A crossover manga with Yozakura Quartet, titled YZQ ✕ DRRR!!, was released with the limited edition Blu-Ray of Yozakura Quartet ~Hana no Uta~.

===Anime===

An anime adaption of the light novels was announced in the wraparound sleeve of the sixth volume of the light novel. The anime is produced by Brain's Base and started airing on January 8, 2010, on MBS, TBS, and CBC. The anime was simulcasted for English-speaking audiences within 24 hours of its Japanese premiere. The anime adapted the first three novels, and it was licensed by Beez Entertainment for European release; while at Anime Expo 2010, Aniplex of America confirmed that they have the license to Durarara!!, later producing an English dub for a January 2011 release. The English dub was produced at Bang Zoom! Entertainment. The music for the first season was composed by Makoto Yoshimori, who also wrote the music for Baccano!.

Aniplex of America released Durarara!! in three digipak, two-disc sets. Part one was released on January 25, 2011, part two was released on March 29, 2011, and part three was released on May 31, 2011. They were exclusively sold at RightStuf.com and at Bandai Entertainment's The Store. As of March 29, 2011, Durarara!! (Eps. 1–9, dubbed) have been added to the U.S. PlayStation Network Video Store. The anime began its U.S. broadcast on Cartoon Network's Adult Swim programming block on June 26, 2011, and aired its last episode on December 18, 2011.

On March 15, 2014, a new TV anime series was announced, titled Durarara!!×2 (デュラララ!!×2). The main staff from the first series returned, though it was produced at studio Shuka instead of Brain's Base. It aired in three different cours, or quarters of a year. The cours are subtitled Shō (承), Ten (転), and Ketsu (結) respectively. The first cour began in January 2015, the second cour began in July 2015, and the third cour began in January 2016. Crunchyroll simulcasts the series in North America, Central America, South America, Ireland, and the United Kingdom. Aniplex of America licensed the series and is streaming an English dub via Crunchyroll, Funimation and Hulu.

===Radio===
An internet radio show called Durarara!!Radio: Duraradi for Short!! (デュラララ!!ラジオ 略して デュララジ!!, Durarara!!Rajio Ryakushite Duraraji!!) was aired on February 26, 2010, and ended as of March 25, 2011. The hosts were Toshiyuki Toyonaga and Kana Hanazawa, the voices for Mikado Ryūgamine and Anri Sonohara respectively.

===Video games===
Two games based on the series have been released, both visual novels. The first one titled Durarara!! 3way standoff (デュラララ!! 3way standoff) was released for PlayStation Portable on September 22, 2010. An updated version with new routes, also for the PSP, titled Durarara!! 3way standoff -alley- (デュラララ!! 3way standoff -alley-) was released on August 25, 2011. It was also ported to Android under the title Durarara!! 3way standoff "mob" (デュラララ!! 3way standoff "mob") on November 22, 2011. As part of the Durarara 10th anniversary project, a port with new minigames titled Durarara!! 3way standoff -alley- V (デュラララ!! 3way standoff -alley- V) was announced; and was released on June 19, 2014, for PlayStation Vita. Another PlayStation Vita game titled Durarara!! Relay was released in January 2015.

==Reception==
According to Oricon, the ninth volume of Durarara!! was the first to sell the most over a week in its bunkobon for February 7–13; previously, the highest-ranked DRRR!! volume had been the eighth, which ranked second. By March 2018, the light novel had over 5.6 million copies in circulation.
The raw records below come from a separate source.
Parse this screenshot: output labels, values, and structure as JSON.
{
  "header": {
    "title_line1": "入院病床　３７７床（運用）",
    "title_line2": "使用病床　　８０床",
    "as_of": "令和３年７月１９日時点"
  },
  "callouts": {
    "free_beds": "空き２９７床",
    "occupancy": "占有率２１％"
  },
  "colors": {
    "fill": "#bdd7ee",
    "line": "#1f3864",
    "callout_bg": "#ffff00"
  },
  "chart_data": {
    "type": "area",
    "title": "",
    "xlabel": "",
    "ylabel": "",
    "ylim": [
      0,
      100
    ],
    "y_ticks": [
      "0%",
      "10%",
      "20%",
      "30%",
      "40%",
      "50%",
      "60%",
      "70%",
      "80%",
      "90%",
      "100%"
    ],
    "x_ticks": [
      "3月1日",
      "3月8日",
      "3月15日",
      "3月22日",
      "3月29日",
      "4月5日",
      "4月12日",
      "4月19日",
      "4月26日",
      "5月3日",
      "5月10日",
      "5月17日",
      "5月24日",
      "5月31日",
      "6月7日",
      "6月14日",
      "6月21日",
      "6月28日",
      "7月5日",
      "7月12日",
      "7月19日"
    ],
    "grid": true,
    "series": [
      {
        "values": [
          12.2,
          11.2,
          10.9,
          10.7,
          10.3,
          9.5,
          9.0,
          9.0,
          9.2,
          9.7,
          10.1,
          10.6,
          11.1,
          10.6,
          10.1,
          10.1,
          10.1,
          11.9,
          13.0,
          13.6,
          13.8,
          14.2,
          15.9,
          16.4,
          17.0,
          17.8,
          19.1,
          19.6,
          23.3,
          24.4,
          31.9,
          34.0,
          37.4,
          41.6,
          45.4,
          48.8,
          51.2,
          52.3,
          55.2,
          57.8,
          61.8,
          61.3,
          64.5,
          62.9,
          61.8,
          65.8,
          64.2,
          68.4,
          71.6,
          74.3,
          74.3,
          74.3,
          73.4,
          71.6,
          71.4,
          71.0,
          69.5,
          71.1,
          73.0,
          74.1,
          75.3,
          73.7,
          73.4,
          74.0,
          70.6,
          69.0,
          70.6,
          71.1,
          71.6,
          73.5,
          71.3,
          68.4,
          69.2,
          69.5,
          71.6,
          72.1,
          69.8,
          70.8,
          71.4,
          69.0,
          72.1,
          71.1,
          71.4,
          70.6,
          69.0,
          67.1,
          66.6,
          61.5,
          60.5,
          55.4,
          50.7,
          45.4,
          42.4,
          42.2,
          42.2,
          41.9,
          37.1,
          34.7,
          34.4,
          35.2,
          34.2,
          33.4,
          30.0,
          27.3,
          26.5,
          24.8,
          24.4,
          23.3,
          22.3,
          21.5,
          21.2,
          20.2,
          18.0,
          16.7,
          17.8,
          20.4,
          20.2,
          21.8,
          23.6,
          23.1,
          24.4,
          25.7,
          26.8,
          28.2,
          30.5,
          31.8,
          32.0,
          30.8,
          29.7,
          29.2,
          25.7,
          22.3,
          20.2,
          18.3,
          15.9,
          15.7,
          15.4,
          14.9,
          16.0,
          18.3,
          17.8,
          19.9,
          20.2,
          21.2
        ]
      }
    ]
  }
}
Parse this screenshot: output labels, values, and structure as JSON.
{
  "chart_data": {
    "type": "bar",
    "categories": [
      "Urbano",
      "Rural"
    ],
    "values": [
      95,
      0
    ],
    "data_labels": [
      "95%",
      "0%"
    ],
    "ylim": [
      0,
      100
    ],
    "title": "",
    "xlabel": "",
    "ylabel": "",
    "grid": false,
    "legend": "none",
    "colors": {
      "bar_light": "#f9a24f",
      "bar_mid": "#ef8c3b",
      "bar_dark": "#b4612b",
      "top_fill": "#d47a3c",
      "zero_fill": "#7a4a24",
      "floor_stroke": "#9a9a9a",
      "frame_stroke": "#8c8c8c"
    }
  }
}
In a 2019 Forbes article about the best anime of the 2010s decade, Lauren Orsini considered it to be one of the five best anime of 2010; she wrote: "With one is [sic] the largest casts I've ever seen in a show, all introduced at once, it's a wild ride with something for everyone". Crunchyroll staff also included it in such a list; writer Sergio Vaca said, "Despite including numerous elements, the anime manages to have multiple characters show us different perspectives of these events, making us feel really involved with the story and always keeping us on the edge of our seats with unexpected twists".